A bribery scandal at German conglomerate Siemens began Wednesday as a former board member went on trial for breach of trust by misusing millions of euros. It's the first of several trials at the Munich-based company.
Siemens is accused of misusing millions in bribery and slush fund scandals
Wilhelm Schelsky, former leader of the conservative AUB union, went on trial for fraud and tax evasion on Wednesday, Sept. 24. The court was told he filed 44 invoices for 30.3 million euros ($47 million) plus tax for work he never carried out.
Also on trial at the state court in Nuremberg was Johannes Feldmayer, a former member of the main Siemens board. He was accused of misappropriating corporate funds. He was arrested last year while still a member of the Munich-based giant's executive board and spent nine days in police custody.
The double case is the newest of a series in which prosecutors have revealed how bribery was rife at Siemens, with executives hiding the expenditure under innocuous descriptions in the corporate accounts.
Other departments spent large sums paying kickbacks to secure contracts in Greece, Italy and elsewhere, according to prosecutors.
Schelsky is accused of embezzling funds given illegally to him by Siemens
Executive board member Feldmayer signed a contract with Schelsky in 2001 to pay 2 million euros annually. On paper, this was mainly for union-operated training courses, but the indictment said Feldmayer's actual purpose was to weaken the IG Metall union by promoting AUB.

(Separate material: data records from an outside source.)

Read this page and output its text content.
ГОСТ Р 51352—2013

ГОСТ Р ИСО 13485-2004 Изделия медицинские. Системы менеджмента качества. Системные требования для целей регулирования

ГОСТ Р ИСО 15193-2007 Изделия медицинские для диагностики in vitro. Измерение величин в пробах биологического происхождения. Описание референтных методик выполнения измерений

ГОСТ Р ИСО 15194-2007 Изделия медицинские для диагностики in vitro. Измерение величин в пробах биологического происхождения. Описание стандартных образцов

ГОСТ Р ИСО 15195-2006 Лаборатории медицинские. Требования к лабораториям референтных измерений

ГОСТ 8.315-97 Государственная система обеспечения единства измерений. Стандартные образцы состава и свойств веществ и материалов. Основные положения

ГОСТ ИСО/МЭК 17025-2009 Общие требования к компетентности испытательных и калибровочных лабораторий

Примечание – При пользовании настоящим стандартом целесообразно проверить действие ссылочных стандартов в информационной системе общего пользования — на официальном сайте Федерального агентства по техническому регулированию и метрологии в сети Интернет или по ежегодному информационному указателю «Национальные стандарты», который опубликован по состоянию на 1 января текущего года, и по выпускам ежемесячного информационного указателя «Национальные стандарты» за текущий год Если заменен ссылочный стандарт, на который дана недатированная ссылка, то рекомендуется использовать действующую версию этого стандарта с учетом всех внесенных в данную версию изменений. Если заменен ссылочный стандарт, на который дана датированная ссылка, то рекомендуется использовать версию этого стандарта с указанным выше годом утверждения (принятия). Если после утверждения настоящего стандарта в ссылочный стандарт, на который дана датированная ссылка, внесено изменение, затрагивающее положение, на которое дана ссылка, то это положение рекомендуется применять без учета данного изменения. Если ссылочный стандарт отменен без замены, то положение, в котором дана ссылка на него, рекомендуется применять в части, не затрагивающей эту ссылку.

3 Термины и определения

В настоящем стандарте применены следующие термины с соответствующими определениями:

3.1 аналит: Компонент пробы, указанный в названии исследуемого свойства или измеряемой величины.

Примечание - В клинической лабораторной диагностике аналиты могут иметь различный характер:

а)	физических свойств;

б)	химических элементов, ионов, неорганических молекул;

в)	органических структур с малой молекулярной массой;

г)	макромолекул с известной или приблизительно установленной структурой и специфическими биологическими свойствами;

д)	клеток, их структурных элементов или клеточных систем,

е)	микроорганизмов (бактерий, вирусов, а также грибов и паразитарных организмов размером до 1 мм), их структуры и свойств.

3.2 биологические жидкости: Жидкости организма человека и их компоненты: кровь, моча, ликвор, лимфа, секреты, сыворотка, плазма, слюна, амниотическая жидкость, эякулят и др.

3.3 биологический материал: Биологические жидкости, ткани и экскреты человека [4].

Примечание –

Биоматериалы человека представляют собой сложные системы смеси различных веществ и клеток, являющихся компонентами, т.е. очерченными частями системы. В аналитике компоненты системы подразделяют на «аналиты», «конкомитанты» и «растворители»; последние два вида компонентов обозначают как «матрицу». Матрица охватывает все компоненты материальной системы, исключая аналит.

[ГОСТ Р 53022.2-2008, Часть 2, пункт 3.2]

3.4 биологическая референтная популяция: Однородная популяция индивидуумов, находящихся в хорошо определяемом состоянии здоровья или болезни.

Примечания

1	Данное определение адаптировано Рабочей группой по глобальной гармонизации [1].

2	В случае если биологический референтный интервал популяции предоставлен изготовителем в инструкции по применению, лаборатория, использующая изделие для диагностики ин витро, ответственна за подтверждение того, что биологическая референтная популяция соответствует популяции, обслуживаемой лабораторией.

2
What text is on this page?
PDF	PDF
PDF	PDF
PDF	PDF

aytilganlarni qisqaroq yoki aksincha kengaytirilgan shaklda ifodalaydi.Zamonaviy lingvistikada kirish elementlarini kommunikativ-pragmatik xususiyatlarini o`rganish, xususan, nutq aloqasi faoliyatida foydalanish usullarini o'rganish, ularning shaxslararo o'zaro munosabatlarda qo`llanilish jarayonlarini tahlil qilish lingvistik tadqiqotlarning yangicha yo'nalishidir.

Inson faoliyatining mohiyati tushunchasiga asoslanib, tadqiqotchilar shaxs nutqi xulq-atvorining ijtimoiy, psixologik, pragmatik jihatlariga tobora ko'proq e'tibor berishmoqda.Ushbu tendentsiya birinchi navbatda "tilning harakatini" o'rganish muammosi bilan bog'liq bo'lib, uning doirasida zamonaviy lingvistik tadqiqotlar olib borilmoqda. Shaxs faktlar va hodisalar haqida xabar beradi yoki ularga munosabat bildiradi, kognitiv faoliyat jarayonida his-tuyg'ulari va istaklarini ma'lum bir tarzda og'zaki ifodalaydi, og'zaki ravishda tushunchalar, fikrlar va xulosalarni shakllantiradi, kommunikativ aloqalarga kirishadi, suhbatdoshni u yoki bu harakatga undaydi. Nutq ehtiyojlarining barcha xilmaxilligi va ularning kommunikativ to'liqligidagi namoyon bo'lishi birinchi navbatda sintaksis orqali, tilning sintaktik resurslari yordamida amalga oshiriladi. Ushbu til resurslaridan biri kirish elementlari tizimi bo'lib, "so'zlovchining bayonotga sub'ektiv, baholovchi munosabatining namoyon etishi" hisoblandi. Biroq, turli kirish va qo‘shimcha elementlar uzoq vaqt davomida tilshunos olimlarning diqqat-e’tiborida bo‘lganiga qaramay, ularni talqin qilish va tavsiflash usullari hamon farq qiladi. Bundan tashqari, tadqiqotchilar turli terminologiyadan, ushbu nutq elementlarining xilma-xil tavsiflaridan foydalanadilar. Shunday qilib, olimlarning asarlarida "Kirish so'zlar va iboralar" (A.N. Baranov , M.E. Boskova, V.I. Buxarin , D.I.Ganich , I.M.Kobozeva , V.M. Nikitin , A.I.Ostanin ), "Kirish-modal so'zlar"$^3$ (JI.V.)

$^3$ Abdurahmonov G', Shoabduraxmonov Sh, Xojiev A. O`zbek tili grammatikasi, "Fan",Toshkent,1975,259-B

IG Metall is Germany's principal industrial union and holds seats on the Siemens supervisory board. The tiny AUB, which represented non-militant Siemens staff, adopted a pro-business stance.
"When they signed the contract, the two defendants were of one mind that Schelsky did not have to perform what was officially agreed to, but that the fees were to be for the expansion, preservation and cultivation of the AUB," prosecutor Antje Gabriels-Gorsolke told the court.
She said that by 2006, Schelsky had begun diverting some of the funds to his own private needs, to his own business interests and to sports sponsorship.
Juergen Lubojanski, representing Schelsky, told reporters outside the court that he would show that "much" of the prosecution case was not proven.
In a separate investigation, the 161-year-old firm is also engulfed in a slush-fund scandal, in which the company has acknowledged that up to 1.3 billion euros may have been spent on bribes to win foreign contracts.
The conglomerate found the practice was widespread across its numerous divisions. Prosecutors are investigating around 300 people in connection with the affair. It led to the resignation of a string of top Siemens executives, including chief executive Klaus Kleinfeld and his long-term predecessor and chairman of the board Heinrich von Pierer.